India's central bank kept its rates on hold on Thursday for a second straight meeting since currency demonetization in November, defying expectations for a rate cut as inflation is expected to gain momentum due to the volatile exchange rate and hardening of oil prices.

The Monetary Policy Committee of the Reserve Bank of India, headed by Urjit Patel, unanimously decided to hold the key repo rate at 6.25 percent and the reverse repo rate at 5.75 percent.

At its sixth bi-monthly policy statement, the committee decided to change the stance from accommodative to neutral while keeping the policy rate on hold to assess how the transitory effects of demonetization on inflation and the output gap play out.

The RBI chief said the neutral stance will give flexibility to move in either direction.

The bank was widely expected to cut its rates by 25 basis points today to cushion growth that has been hit by the government's unprecedented cash ban on November 8.

Markets had anticipated a rate cut in December as well, after demonetization flooded banks with funds. But the policymakers voted to maintain status quo to analyze the impact of the November 8 measure.

The repo rate was last reduced by a quarter-point in October at the first meeting chaired by Governor Patel, before the announcement of demonetization.

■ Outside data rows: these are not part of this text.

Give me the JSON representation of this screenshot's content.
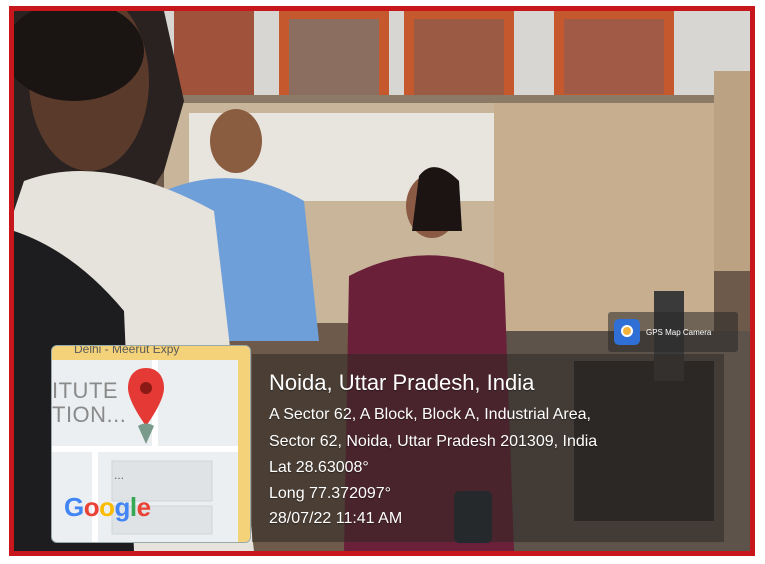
{
  "badge": {
    "label": "GPS Map Camera",
    "logo_icon": "gps-map-camera-icon"
  },
  "map": {
    "road_label": "Delhi - Meerut Expy",
    "poi_line1": "ITUTE",
    "poi_line2": "TION...",
    "dots": "...",
    "pin_icon": "location-pin-icon",
    "google_letters": [
      "G",
      "o",
      "o",
      "g",
      "l",
      "e"
    ]
  },
  "location": {
    "title": "Noida, Uttar Pradesh, India",
    "address_line1": "A Sector 62, A Block, Block A, Industrial Area,",
    "address_line2": "Sector 62, Noida, Uttar Pradesh 201309, India",
    "latitude": "Lat 28.63008°",
    "longitude": "Long 77.372097°",
    "datetime": "28/07/22 11:41 AM"
  },
  "colors": {
    "frame_border": "#c8161d",
    "pin": "#e53935"
  }
}
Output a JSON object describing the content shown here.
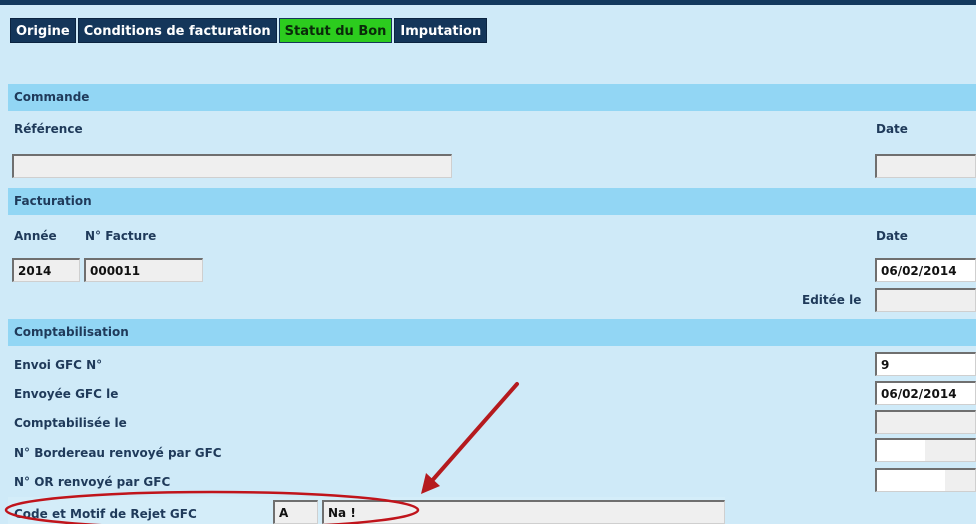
{
  "tabs": [
    {
      "label": "Origine"
    },
    {
      "label": "Conditions de facturation"
    },
    {
      "label": "Statut du Bon"
    },
    {
      "label": "Imputation"
    }
  ],
  "commande": {
    "header": "Commande",
    "reference_label": "Référence",
    "reference_value": "",
    "date_label": "Date",
    "date_value": ""
  },
  "facturation": {
    "header": "Facturation",
    "annee_label": "Année",
    "annee_value": "2014",
    "facture_label": "N° Facture",
    "facture_value": "000011",
    "date_label": "Date",
    "date_value": "06/02/2014",
    "editee_label": "Editée le",
    "editee_value": ""
  },
  "comptabilisation": {
    "header": "Comptabilisation",
    "envoi_label": "Envoi GFC N°",
    "envoi_value": "9",
    "envoyee_label": "Envoyée GFC le",
    "envoyee_value": "06/02/2014",
    "comptabilisee_label": "Comptabilisée le",
    "comptabilisee_value": "",
    "bordereau_label": "N° Bordereau renvoyé par GFC",
    "bordereau_value": "",
    "or_label": "N° OR renvoyé par GFC",
    "or_value": "",
    "rejet_label": "Code et Motif de Rejet GFC",
    "rejet_code": "A",
    "rejet_motif": "Na !"
  },
  "colors": {
    "tab_bg": "#14365a",
    "tab_active_bg": "#2ccc1e",
    "panel_bg": "#cfeaf8",
    "section_bg": "#92d6f4",
    "annotation": "#c0141b"
  }
}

Capital economics economist Shilan Shah said the central bank may have to reverse course and begin hiking rates over the next 12-18 months as its medium-term inflation target comes under pressure.

Headline inflation eased to a two-year low of 3.41 percent in December. The bank expects inflation to be below 5 percent in the fourth quarter of 2016-17. However, price growth is expected to gain momentum, especially as growth picks up and the output gap narrows.

Accordingly, inflation was projected in the range of 4.0 to 4.5 percent in the first half of the 2017-18 financial year and in the range of 4.5 to 5.0 percent in the second half with risks evenly balanced around this projected path.

Gross value added growth for 2016-17 was projected at 6.9 percent with risks evenly balanced around it. The bank forecast growth to recover "sharply" in 2017-18 on account of several factors.

Discretionary consumer demand which was held back by demonetization is forecast to bounce back and economic activity in cash-intensive sectors such as retail trade, hotels and restaurants as well as in the unorganized sector, is expected to be rapidly restored, the bank said.

Accordingly, GVA growth for 2017-18 was forecast at 7.4 percent.

The RBI expects the currently abundant liquidity with banks is set to persist into the early months of 2017-18. The central bank said it is committed to ensure efficient and appropriate liquidity management.

Policymakers believed that the environment for timely transmission of policy rates to banks lending rates will be considerably improved if the non-performing assets of banks are resolved more quickly, and the recapitalization of the banking sector is hastened, among other things.

The central bank also announced that there will not be any limit on cash withdrawals from savings bank accounts from March 13.